Delayed Cord Clamping and Infant Brain Study (IBS)

• Brain Myelin Volume [ Time Frame: 4 months of age ] [ Designated as safety issue: No ]
  At 4 months of age, term infants exposed to delayed cord clamping will have greater myelin content when compared to infants exposed to immediate cord clamping
  
  

• Ferritin levels [ Time Frame: 4 months of age ] [ Designated as safety issue: No ]
  Term infants exposed to delayed cord clamping will have higher ferritin levels when compared to infants with immediate cord clamping.
  
  

The current obstetrical practice at birth in the United States is that the umbilical cord of the infant is clamped immediately. When immediate clamping occurs, 20 to 40% of the fetal-placental blood volume is left behind in the placenta. This blood contains enough iron-rich red blood cells to meet the infant's iron needs for the first 4 to 6 months of life. Delaying cord clamping has been shown to increase early iron stores without contributing to adverse outcomes. Early iron sufficiency is essential for long term neurologic health. Iron deficiency in infancy adversely affects cognitive, motor, socio-emotional, and behavioral development. Human and animal studies have shown that inadequate iron stores in early infancy have an irreversible negative impact on the developing brain with deficits persisting even after iron levels have been restored by iron supplementation. Iron is an essential component of myelination which is critical for normal brain development and function. Myelination, which peaks during the first year of life, establishes and maintains efficient communication between the discrete regions of the brain. Abnormal myelination underlies a variety of childhood developmental disorders including conditions such as autism.

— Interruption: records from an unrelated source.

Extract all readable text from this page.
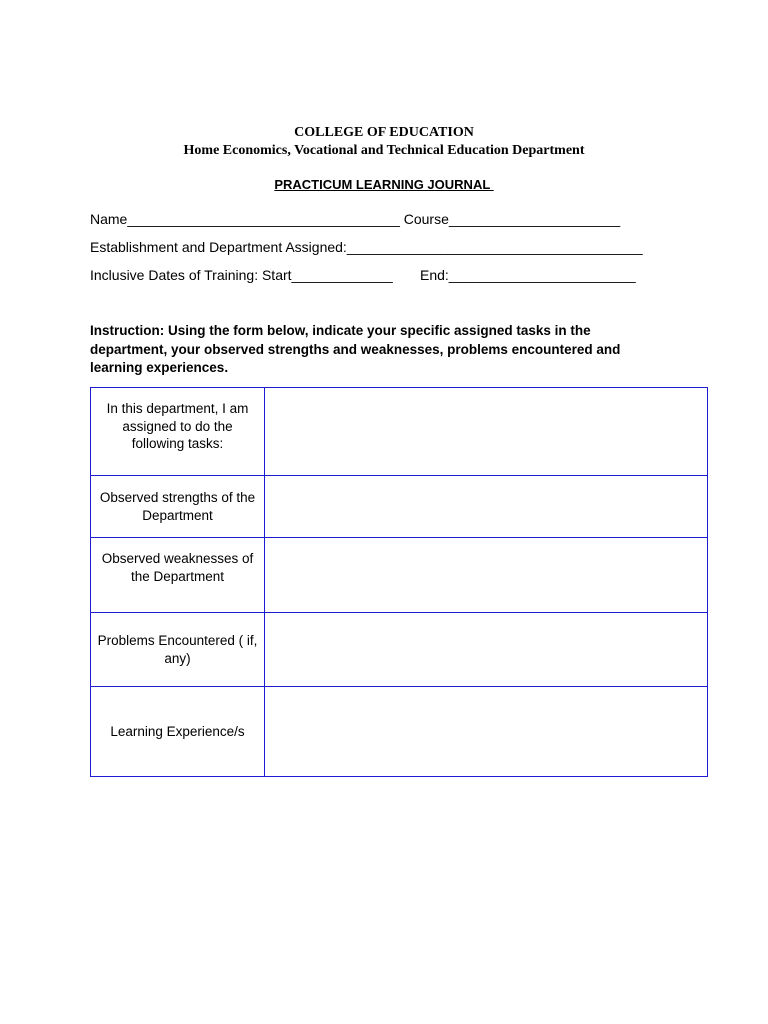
COLLEGE OF EDUCATION
Home Economics, Vocational and Technical Education Department
PRACTICUM LEARNING JOURNAL
Name___________________________________ Course______________________
Establishment and Department Assigned:______________________________________
Inclusive Dates of Training: Start_____________ End:________________________
Instruction: Using the form below, indicate your specific assigned tasks in the department, your observed strengths and weaknesses, problems encountered and learning experiences.
In this department, I am assigned to do the following tasks:	
Observed strengths of the Department	
Observed weaknesses of the Department	
Problems Encountered ( if, any)	
Learning Experience/s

The gap is that the effect of increased iron stores from delayed cord clamping on myelination and neurodevelopment during early childhood is unknown. Our hypothesis is that placental transfusion affects myelination and early childhood development in the following ways: 1) placental transfusions lead to increased blood volume (BV) and red cell volume (RCV) at birth; 2) increased RCV results in more available iron for early body iron stores; 3) increased body iron stores provide essential iron supply for optimal myelination; 4) optimal myelination results in improved developmental and cognitive performance. We propose a randomized controlled longitudinal (birth to 24 months) trial of 128 infants to measure the effect of placental transfusion on the structure and function of the developing brain. We will use a non-invasive neuroimaging technique to measure myelin acquisition over time and to correlate the findings with iron stores and developmental outcomes. Enrolled women will be randomized at birth to the immediate cord clamping group or the delayed cord clamping group. We will assess infants for iron sufficiency and myelin deposition at 4 and 10 months and evaluate developmental outcomes at 4, 10, and 24 months. This study will help to establish a scientific basis for the timing of cord clamping with reference to brain development. The innovation of this study is in the simplicity of delaying cord clamping combined with the use of a new method of MRI that can quantify myelin deposition. This low-tech change in a clinical practice has the potential to reduce iron deficiency and improve developmental outcomes. If delayed cord clamping demonstrates protective effects for optimal development, changing practice will translate into a large cost savings improving lifetime productivity beneficial to society as a whole.